Some thoughts on The Doctor's Dream (Ken Jacobs, 1977)

david c. porter's avatar
david c. porter
Feb 26, 2026
∙ Paid

I watched The Doctor’s Dream the other night. The Doctor’s Dream is a 1977 film by the great Ken Jacobs, recently departed and sorely missed, which consists of the re-presentation in its entirety of an earlier film, a dramatic short subject concerning a country doctor’s efforts to save the life of a little farm girl who falls deathly ill after walking barefoot through some stagnant water, with the only intervention being the reconfiguration of the shots into a new order. This original film is not very good, frankly, an unremarkable bit of rural kitsch which would have already been creaky and antiquated in the 1970s, to say nothing of today. There’s essentially no reason to watch it unless you’re a scholar researching a very specific thread of American culture. It’s obscure enough that, while I found a source giving its name as, reasonably enough, The Doctor, I wasn’t able to dig up any information about it beyond that, no plausible entry in any of the major databases – the closest result was a silent adaptation of the same source (a painting which I’ve never heard of, but which a promotional sheet for said adaptation confidently asserts “is doubtless familiar to all of you”) that features a sick little boy instead of a sick little girl.
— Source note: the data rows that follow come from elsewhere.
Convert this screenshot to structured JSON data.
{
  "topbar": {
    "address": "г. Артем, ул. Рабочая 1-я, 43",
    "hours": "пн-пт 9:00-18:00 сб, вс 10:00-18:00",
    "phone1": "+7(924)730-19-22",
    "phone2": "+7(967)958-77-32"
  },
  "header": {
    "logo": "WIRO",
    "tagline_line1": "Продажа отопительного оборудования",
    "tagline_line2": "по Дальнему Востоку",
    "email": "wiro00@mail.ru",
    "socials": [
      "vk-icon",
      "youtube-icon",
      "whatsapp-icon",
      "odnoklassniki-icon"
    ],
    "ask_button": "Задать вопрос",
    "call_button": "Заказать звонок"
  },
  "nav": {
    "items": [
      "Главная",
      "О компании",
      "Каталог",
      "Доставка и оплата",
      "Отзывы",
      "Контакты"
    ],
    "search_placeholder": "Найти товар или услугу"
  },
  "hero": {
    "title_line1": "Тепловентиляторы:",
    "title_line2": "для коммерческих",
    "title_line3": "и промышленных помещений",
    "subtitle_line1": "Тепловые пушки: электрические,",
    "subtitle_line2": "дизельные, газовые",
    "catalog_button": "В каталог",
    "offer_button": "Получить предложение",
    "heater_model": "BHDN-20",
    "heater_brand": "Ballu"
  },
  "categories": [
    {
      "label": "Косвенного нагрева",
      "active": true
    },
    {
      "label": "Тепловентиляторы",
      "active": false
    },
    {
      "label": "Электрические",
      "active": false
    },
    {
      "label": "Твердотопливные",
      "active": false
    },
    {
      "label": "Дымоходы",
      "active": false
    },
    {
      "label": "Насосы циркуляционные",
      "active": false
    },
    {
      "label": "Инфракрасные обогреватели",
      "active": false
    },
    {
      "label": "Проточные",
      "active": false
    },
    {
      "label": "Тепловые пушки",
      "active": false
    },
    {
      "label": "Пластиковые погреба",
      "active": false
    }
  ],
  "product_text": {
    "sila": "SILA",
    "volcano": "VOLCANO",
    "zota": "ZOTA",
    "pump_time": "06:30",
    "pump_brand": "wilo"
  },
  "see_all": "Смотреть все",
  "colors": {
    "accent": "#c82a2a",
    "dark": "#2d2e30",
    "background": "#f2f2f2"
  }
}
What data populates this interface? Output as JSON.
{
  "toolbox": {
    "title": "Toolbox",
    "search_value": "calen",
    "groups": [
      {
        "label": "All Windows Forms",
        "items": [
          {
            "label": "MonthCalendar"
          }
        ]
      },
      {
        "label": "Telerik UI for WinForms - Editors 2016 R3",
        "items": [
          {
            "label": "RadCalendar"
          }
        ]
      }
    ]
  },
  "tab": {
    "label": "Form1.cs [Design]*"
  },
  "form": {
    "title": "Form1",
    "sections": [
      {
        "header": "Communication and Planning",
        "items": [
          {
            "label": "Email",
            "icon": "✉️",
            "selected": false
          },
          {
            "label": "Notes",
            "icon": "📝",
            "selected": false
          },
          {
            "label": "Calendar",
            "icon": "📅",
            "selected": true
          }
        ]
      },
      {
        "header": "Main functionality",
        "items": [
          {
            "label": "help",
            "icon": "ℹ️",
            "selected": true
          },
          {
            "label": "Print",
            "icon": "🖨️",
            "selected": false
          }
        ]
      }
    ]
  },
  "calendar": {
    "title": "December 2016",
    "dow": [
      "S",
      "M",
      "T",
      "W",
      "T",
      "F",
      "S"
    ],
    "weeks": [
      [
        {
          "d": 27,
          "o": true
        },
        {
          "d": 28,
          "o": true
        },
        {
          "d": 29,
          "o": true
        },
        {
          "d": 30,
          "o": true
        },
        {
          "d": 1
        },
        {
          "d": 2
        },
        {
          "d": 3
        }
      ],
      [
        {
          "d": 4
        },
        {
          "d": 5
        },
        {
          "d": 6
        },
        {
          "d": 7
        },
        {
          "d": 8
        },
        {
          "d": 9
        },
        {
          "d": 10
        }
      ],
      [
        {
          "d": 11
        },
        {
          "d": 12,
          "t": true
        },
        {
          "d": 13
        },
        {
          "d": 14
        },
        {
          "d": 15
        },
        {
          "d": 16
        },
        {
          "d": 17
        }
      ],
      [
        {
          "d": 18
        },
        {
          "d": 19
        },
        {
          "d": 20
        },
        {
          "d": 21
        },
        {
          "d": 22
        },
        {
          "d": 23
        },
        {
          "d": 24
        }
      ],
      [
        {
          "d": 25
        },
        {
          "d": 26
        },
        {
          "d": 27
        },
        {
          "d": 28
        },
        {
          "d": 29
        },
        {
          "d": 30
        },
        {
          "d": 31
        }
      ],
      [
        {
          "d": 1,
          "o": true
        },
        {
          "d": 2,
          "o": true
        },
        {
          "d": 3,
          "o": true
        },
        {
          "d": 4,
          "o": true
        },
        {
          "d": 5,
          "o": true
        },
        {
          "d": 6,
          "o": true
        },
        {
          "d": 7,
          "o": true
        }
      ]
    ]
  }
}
Aside from this, about all I can say about Jacobs’s source material is that it was probably shot in the mid to late 1930s – but even that’s just an educated guess. Beyond that, everything recedes into the fog of time, the obscurity of the historical shadows. If Jacobs hadn’t chosen it as the basis for this “new” work, surely I would never know it had existed at all. Probably some actual film scholarship could (or, quite possibly, already has) shine some light on the matter, but that’s not really what I’m interested in here – really, I think Jacobs’s film benefits from this ephemerality, this sense of unreality regarding its source material, as if it was not so much made as simply came into being, simply emerged out of the ether, and, of course, it’s Jacobs’s film that I’m really interested in, that is what I want to talk about here. Specifically, I’m interested in how he describes the process by which he created of the work:

“The editing procedure was to count the number of shots and start the film off with the numerically middle shot and then, after that, the shot that had preceded it, and the shot that had followed it, and to keep fanning further and further out until one saw the first shot of the film followed by the last shot.”

The word I want to linger over here is “fanning,” because I find it rather strange. It’s not inaccurate, I suppose, but it gives me pause because when I watch The Doctor’s Dream I do not feel as though I’m watching something being fanned outwards – I feel as though I’m watching a spiral unwind.